How to use SHAP with a linear SVC model from sklearn using Pipeline?

I am doing text classification using a linear SVC model from sklearn. Now I want to visualize which words/tokens have the highest impact on the classification decision by using SHAP (https://github.com/slundberg/shap).
Right now this does not work because I am getting an error that seems to originate from the vectorizer step in the pipeline I have defined - whats wrong here?
Is my general approach on how to use SHAP in this case correct?
x_Train, x_Test, y_Train, y_Test = train_test_split(df_all['PDFText'], df_all['class'], test_size = 0.2, random_state = 1234)
pipeline = Pipeline([
(
'tfidv',
TfidfVectorizer(
ngram_range=(1,3),
analyzer='word',
strip_accents = ascii,
use_idf = True,
sublinear_tf=True,
max_features=6000,
min_df=2,
max_df=1.0
)
),
(
'lin_svc',
svm.SVC(
C=1.0,
probability=True,
kernel='linear'
)
)
])
pipeline.fit(x_Train, y_Train)
shap.initjs()
explainer = shap.KernelExplainer(pipeline.predict_proba, x_Train)
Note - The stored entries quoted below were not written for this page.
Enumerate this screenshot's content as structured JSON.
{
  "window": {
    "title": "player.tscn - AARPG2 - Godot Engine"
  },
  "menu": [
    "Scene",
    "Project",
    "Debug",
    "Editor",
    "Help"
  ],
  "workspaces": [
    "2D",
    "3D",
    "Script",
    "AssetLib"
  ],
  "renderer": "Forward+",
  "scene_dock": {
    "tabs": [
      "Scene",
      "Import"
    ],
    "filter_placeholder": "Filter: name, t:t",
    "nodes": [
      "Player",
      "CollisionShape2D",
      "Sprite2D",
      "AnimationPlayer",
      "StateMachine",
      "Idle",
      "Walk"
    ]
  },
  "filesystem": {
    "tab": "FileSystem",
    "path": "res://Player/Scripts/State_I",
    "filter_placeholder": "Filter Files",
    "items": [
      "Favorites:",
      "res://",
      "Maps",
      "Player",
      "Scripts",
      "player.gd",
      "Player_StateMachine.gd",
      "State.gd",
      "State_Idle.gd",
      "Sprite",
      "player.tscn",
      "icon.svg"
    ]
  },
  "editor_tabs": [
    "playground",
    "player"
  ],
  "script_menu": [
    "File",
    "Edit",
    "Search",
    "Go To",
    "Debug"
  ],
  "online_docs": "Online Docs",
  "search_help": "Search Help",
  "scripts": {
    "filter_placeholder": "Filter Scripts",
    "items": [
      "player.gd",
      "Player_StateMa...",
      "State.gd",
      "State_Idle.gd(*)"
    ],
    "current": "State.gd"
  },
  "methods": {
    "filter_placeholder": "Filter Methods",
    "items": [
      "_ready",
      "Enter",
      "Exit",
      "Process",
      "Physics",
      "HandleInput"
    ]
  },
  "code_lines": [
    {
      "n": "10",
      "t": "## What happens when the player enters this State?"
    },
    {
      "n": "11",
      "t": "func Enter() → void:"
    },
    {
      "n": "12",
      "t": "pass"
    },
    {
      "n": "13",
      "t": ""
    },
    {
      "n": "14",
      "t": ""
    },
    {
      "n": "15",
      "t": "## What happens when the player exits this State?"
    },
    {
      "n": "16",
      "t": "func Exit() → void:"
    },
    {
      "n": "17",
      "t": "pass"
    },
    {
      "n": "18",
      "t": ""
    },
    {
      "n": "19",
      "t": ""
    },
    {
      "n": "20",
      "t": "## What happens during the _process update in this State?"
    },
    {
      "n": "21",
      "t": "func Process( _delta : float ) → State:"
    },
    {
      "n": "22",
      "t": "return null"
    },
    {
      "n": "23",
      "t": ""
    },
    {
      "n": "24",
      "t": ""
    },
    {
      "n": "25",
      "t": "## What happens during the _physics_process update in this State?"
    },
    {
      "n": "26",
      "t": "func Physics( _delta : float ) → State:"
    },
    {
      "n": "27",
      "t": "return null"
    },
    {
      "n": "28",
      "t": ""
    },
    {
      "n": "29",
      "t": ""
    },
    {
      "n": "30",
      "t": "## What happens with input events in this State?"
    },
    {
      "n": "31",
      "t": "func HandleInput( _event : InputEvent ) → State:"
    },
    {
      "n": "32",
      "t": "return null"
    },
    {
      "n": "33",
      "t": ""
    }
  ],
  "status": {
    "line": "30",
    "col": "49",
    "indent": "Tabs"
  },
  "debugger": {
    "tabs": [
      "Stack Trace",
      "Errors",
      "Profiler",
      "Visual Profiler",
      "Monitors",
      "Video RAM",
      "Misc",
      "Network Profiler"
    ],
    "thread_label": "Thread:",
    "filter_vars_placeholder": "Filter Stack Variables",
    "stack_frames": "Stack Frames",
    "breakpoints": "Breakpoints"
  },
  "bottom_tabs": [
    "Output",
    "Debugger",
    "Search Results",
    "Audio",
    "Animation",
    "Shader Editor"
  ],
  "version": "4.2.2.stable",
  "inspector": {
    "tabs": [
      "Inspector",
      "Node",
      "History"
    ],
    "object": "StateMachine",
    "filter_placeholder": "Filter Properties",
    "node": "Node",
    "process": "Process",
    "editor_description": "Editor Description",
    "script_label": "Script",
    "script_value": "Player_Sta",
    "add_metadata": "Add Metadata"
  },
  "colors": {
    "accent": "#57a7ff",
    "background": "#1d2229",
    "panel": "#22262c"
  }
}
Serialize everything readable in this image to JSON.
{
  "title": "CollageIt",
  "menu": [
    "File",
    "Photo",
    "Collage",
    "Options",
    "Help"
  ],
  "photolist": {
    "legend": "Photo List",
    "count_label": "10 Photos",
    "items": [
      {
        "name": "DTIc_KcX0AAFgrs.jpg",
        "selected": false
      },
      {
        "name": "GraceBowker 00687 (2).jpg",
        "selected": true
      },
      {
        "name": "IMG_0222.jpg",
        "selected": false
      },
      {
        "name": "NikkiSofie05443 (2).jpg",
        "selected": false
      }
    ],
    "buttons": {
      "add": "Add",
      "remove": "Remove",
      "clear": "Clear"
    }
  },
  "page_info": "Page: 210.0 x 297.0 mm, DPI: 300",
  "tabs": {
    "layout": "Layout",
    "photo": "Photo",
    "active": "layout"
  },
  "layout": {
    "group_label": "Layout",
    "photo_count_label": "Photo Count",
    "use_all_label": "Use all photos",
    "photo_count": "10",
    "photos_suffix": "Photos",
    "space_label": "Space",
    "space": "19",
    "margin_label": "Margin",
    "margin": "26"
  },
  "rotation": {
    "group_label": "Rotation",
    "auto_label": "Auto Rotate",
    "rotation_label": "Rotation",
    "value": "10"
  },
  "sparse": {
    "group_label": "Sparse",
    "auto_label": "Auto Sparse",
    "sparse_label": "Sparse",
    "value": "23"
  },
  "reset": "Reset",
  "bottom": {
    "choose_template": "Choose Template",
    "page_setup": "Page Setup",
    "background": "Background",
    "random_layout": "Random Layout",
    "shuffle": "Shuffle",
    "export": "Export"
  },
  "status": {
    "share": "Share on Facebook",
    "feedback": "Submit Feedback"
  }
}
shap_values = explainer.shap_values(x_Test, nsamples=100)
shap.force_plot(explainer.expected_value[0], shap_values[0][0,:], x_Test.iloc[0,:])
This is the error message I get:
Provided model function fails when applied to the provided data set.
---------------------------------------------------------------------------
AttributeError Traceback (most recent call last)
<ipython-input-81-4bca63616b3b> in <module>
3
4 # use Kernel SHAP to explain test set predictions
----> 5 explainer = shap.KernelExplainer(pipeline.predict_proba, x_Train)
6 shap_values = explainer.shap_values(x_Test, nsamples=100)
7
c:\users\s.p\appdata\local\programs\python\python37\lib\site-packages\shap\explainers\kernel.py in __init__(self, model, data, link, **kwargs)
95 self.keep_index_ordered = kwargs.get("keep_index_ordered", False)
96 self.data = convert_to_data(data, keep_index=self.keep_index)
---> 97 model_null = match_model_to_data(self.model, self.data)
98
99 # enforce our current input type limitations
c:\users\s.p\appdata\local\programs\python\python37\lib\site-packages\shap\common.py in match_model_to_data(model, data)
80 out_val = model.f(data.convert_to_df())
81 else:
---> 82 out_val = model.f(data.data)
83 except:
84 print("Provided model function fails when applied to the provided data set.")
c:\users\s.p\appdata\local\programs\python\python37\lib\site-packages\sklearn\utils\metaestimators.py in <lambda>(*args, **kwargs)
116
117 # lambda, but not partial, allows help() to work with update_wrapper
--> 118 out = lambda *args, **kwargs: self.fn(obj, *args, **kwargs)
119 # update the docstring of the returned function
120 update_wrapper(out, self.fn)
c:\users\s.p\appdata\local\programs\python\python37\lib\site-packages\sklearn\pipeline.py in predict_proba(self, X)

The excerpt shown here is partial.